A poco più di quattro mesi dall'operazione "Eclissi", realizzata da polizia e carabinieri e coordinata dalla Dda di Roma contro la mafia di Ostia, prende il via il processo nell'aula bunker di Rebibbia nei confronti di 27 imputati ritenuti, tra componenti e semplici affiliati, appartenenti al clan degli Spada che sul litorale da alcuni anni ormai ha preso il posto che fu dei Triassi e dei Fasciani.
Sarà la terza Corte d'assise, a partire dal 6 giugno prossimo, a valutare l'enorme materiale probatorio messo a disposizione in tempi record dai pm Mario Palazzi e Ilaria Calò, fatto di centinaia di intercettazioni telefoniche e ambientali e arricchito dalle dichiarazioni di almeno cinque collaboratori di giustizia (Michael Cardoni, Tamara Ianni, Paul Dociu, Antonio Gibilisco e Sebastiano Cassia) i cui racconti hanno consentito di "delineare in modo puntuale e convergente la storia degli ultimi 10 anni dell'organizzazione criminale che fa capo alla famiglia Spada a Ostia come associazione di tipo mafioso".

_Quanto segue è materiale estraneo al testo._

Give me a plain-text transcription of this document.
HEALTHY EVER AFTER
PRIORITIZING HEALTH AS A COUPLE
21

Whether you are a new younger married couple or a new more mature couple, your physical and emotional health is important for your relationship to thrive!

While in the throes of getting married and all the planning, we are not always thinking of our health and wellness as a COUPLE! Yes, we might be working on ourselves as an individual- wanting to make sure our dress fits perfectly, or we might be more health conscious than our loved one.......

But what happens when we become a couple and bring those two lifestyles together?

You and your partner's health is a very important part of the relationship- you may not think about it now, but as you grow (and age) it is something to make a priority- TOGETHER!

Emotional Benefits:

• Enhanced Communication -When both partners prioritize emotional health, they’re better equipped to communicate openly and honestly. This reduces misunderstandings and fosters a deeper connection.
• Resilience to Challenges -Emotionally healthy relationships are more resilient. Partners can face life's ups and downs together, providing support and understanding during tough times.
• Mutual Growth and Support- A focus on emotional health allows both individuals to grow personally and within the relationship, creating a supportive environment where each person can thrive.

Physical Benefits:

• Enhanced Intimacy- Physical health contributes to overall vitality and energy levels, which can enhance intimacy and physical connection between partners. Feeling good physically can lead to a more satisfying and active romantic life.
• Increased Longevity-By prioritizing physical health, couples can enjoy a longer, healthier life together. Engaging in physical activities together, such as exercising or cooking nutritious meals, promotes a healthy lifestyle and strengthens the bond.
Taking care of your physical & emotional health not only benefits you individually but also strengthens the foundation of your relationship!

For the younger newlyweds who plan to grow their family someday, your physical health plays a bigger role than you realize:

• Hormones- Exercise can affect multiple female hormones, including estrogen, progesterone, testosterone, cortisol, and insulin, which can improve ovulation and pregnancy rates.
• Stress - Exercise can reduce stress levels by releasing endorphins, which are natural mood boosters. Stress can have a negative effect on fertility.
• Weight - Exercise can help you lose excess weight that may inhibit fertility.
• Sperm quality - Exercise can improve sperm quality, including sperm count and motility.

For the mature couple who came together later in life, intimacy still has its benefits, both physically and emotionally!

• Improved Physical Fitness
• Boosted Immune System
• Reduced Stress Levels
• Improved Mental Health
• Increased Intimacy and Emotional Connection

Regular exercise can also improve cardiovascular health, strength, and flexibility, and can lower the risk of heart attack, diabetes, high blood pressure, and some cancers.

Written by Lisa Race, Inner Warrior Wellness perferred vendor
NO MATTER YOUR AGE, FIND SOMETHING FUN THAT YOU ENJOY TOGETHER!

Così ha scritto il gip Simonetta D'Alessandro che il 25 gennaio scorso ha firmato un'ordinanza di custodia cautelare in carcere per 32 esponenti del clan "il cui progetto criminale era finalizzato a rimarcare con metodi tipicamente mafiosi un vero e proprio controllo del territorio".
I leader dell'organizzazione
L'elenco degli imputati si apre con Carmine Spada, 51 anni, detto Romoletto, ritenuto da chi indaga "capo, promotore e vertice dell'organizzazione, responsabile di impartire ordini e direttive in ordine al controllo del territorio, ai fatti di sangue, alla gestione delle attività delittuose di estorsione, usura, traffico di stupefacenti e detenzione e porto di armi da sparo nonché del controllo delle attività economiche di balneazione, ristorazione e delle sale giochi nel litorale di Ostia gestite o direttamente o tramite prestanome dall'organizzazione".
A fargli compagnia, sul banco degli imputati, ci sono poi gli autori (attualmente sotto processo) dell'aggressione alla troupe Rai 'Nemo - Nessuno escluso' del 6 novembre scorso, e cioè il 43enne Roberto Spada, che condivide con il fratello Carmine le scelte strategiche del sodalizio ed è dotato di potere decisionale, e il suo complice Ruben Alvez del Puerto, attivo nel settore 'armi, violenza e intimidazione'.
Lunghissima la lista dei reati contestati dai magistrati: si va dall'associazione per delinquere di stampo mafioso "che si avvale della forza di intimidazione del vincolo associativo e della condizione di assoggettamento e di omertà che ne deriva", a episodi di omicidio, estorsione, usura, detenzione, porto di armi e di esplosivi, incendio e danneggiamento aggravati, traffico di stupefacenti e attribuzione fittizia di beni.
Così il clan si è preso Ostia
Al centro degli accertamenti, tra l'altro, l'agguato (di grande valore strategico perché segnò l'ascesa del clan Spada) costato la vita a Giovanni Galleoni (detto Baficchio) e a Francesco Antonini ('Sorcanera') uccisi a colpi d'arma da fuoco in pieno giorno da killer a volto scoperto, in un bar del litorale romano, il 22 novembre del 2011 e, più in generale, l'acquisizione, in modo diretto e indiretto, la gestione e comunque il controllo delle varie attività economiche, oltre all'aggiudicazione di autorizzazioni e appalti.
Per gli investigatori non ci sono dubbi: "Quella degli Spada è mafia autoctona, cioè diversa da quella storica, ma pur sempre mafia". Un'interpretazione condivisa dal gip che ha parlato di "un'associazione che ha provocato un profondo degrado sul territorio, consentendo il dilagare di reati gravissimi e lesivi di beni primari": gli Spada, come poi ha confermato sostanzialmente anche il tribunale del Riesame, hanno messo in piedi "un sodalizio che ha fondato la sua potenza sull'organizzazione a base familistica e sulla ripartizione delle competenze.
Gli Spada, insomma, hanno fatto il bello e il cattivo tempo sul litorale, infiltrando attività economiche legali e seminando il terrore. Come è successo quando è stato lo stesso Carmine Spada, per ben due volte, a essere bersaglio di un attentato: in quel caso, non ha denunciato alcunché, ma ha pensato solo a come 'rifarsi', nonostante gli amici Fasciani lo avessero sconsigliato.